I would never learn. Conversations with my mother were like those basketball hoops at amusement parks and carnivals. “Sink a bucket, win a prize, three tries for a dollar,” the sign would say. It was only when you walked around the side of the hoop that you saw it was a flattened circle that rendered it almost impossible to score a basket. The game was rigged with Ma, the hoop eternally flattened. Still, I’d keep forking over my dollar bills for one more try.
The St. Francis strike was now in the second week of December, and flagging. It wasn’t that we’d lost support from any quarter. We had our rally, and it gave us the expected bump in the press. We had the mayor, plus two state senators, a retired folksinger, and a celebrity nun who was active in animal rights causes. Even a minor movie actor stopped by on his way to Bangor, Maine, to film a comedy about ice hockey.
The town did not forget us at this festive time of year, either. Sts. Jude and Rita had already set up a Santa’s workshop in the basement of the rectory, where strikers’ kids could buy donated toys for a dime each. Tokens of encouragement kept pouring in: a Christmas tre
e from Clare’s uncle who had a tree farm in Vermont, a basket of gourmet coffees that the office coffeemaker transformed into the usual rusty water, a carton of paper clips and binders in Christmas green and red from a sympathetic office supply store down the street. The defunct doughnut counter in the strike office was still laden with baked hams and layer cakes. Outwardly, we were fighting the good fight.
But our people were starting to get weary. The picket lines thinned a little. We were trudging along out there, and the cold was a horrible reminder of what the hospital said in their letters: Come back in, where it’s warm. Come back in, where people need you. All is forgiven. Six nurses crossed the line in the first week of December. Tony reminded us that we hadn’t yet lost even the 20 percent we had predicted would cross, but it was depressing all the same.
There were a few diehards. Lester still stood out on the traffic island every morning, and the cars that passed him still honked and waved thumbs-up. Margaret still snapped endless photos on every conceivable occasion, so that none of us would forget these times of our life. We even managed to ignore the unsettling incidents that kept occurring.
One morning we arrived to a horrible odor and found that a hunk of Gorgonzola had been taken out of a gift basket of cheeses and salamis that had been sent from the IBEW a few days before. It had been left in bits and pieces in various hidden places around the office. Another night, Margaret left three rolls of film on her desk to remind herself to take them for developing, and in the morning they’d been pulled open and the spoiled contents looped festively over the men’s room stall doors.

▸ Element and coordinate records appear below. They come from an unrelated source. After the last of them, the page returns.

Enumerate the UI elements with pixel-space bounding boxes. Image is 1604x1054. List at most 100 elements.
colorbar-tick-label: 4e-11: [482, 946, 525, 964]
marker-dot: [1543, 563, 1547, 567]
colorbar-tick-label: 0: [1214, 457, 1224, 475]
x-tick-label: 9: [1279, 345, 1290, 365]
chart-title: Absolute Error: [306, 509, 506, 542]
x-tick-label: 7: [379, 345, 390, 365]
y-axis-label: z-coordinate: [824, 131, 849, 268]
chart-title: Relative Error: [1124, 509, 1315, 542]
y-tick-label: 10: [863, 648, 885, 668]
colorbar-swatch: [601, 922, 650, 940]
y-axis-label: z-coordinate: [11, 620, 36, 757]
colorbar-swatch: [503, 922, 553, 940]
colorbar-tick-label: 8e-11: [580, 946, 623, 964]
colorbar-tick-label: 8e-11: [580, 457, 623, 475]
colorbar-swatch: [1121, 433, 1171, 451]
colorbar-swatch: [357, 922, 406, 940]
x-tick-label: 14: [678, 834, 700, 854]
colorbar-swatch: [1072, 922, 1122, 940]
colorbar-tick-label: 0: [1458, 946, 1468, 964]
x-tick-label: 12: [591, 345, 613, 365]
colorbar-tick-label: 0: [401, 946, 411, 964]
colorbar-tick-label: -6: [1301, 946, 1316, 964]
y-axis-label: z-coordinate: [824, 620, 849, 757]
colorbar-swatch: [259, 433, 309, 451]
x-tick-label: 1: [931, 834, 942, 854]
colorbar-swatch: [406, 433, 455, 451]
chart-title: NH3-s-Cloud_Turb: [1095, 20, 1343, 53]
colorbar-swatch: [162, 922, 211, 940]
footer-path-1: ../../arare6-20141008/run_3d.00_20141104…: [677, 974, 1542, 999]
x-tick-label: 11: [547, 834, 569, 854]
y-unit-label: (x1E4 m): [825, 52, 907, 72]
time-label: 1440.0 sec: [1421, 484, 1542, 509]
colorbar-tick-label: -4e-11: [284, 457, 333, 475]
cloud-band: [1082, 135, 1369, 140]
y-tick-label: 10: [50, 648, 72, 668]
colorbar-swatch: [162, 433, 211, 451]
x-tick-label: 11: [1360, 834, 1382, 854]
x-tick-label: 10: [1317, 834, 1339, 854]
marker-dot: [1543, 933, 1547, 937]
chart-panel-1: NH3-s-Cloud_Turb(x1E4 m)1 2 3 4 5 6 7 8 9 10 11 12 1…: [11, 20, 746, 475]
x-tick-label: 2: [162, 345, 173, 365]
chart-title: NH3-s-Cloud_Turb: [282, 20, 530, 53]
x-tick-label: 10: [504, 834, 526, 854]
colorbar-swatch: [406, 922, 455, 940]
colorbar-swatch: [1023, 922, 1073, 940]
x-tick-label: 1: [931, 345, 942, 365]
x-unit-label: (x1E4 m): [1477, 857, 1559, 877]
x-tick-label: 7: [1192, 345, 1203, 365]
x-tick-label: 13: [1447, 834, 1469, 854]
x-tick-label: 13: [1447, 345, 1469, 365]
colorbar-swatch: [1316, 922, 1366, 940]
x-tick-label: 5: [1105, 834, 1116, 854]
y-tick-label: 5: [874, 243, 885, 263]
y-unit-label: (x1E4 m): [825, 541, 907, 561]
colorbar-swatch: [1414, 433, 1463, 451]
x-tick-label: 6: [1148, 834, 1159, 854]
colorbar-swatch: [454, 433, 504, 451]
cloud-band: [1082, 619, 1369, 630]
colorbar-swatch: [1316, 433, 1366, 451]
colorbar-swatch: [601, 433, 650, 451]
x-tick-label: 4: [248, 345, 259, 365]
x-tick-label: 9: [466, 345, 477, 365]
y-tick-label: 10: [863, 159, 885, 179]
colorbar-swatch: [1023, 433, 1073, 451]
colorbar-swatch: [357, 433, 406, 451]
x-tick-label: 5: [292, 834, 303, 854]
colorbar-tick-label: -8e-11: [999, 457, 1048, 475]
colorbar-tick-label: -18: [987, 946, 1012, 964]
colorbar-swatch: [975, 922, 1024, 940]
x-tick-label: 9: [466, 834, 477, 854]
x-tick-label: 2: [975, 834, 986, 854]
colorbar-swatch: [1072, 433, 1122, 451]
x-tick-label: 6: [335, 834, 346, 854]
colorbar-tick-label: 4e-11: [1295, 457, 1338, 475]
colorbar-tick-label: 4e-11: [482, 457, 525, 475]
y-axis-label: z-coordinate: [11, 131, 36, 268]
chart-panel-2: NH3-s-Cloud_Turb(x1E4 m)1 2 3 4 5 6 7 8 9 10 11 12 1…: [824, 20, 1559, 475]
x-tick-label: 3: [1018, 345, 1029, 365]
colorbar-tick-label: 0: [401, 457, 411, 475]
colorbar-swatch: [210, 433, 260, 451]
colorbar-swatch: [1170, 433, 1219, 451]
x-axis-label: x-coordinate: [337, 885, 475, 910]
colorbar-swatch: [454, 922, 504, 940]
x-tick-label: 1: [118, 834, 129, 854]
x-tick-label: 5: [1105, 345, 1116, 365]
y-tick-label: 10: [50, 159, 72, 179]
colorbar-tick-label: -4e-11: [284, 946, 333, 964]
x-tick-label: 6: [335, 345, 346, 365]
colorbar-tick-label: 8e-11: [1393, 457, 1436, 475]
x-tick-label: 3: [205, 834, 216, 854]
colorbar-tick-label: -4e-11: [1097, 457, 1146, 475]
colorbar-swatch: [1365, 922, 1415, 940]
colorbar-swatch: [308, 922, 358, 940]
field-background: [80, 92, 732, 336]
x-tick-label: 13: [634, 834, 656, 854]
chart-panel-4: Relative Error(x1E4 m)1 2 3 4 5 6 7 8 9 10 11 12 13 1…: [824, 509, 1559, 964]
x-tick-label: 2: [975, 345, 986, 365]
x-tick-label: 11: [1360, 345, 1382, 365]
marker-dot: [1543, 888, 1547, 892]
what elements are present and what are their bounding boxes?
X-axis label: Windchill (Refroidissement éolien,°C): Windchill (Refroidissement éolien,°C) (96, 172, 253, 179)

Seeing Bennett Winslow humming and hawing in the news like an actor who’s muffing his lines, I found it hard to believe that he was authorizing such petty persecutions. Puny gestures like these weren’t Finchley and Crouse’s style, either. By all accounts, if they intended to scare you, they made sure they really scared you. The mysterious occurrences seemed to wear away at our last reserves of energy and optimism. Clare was taciturn with weariness, saving all her energy for bucking up the picket line and meeting with politicos and the press. Tony’s knee healed, but it still pained him; you could see it when he stood up suddenly or insisted on carrying a box or moving a piece of furniture. I had a cold that seemed to be in the running for immortality. And Kate was low, though keeping up a good front.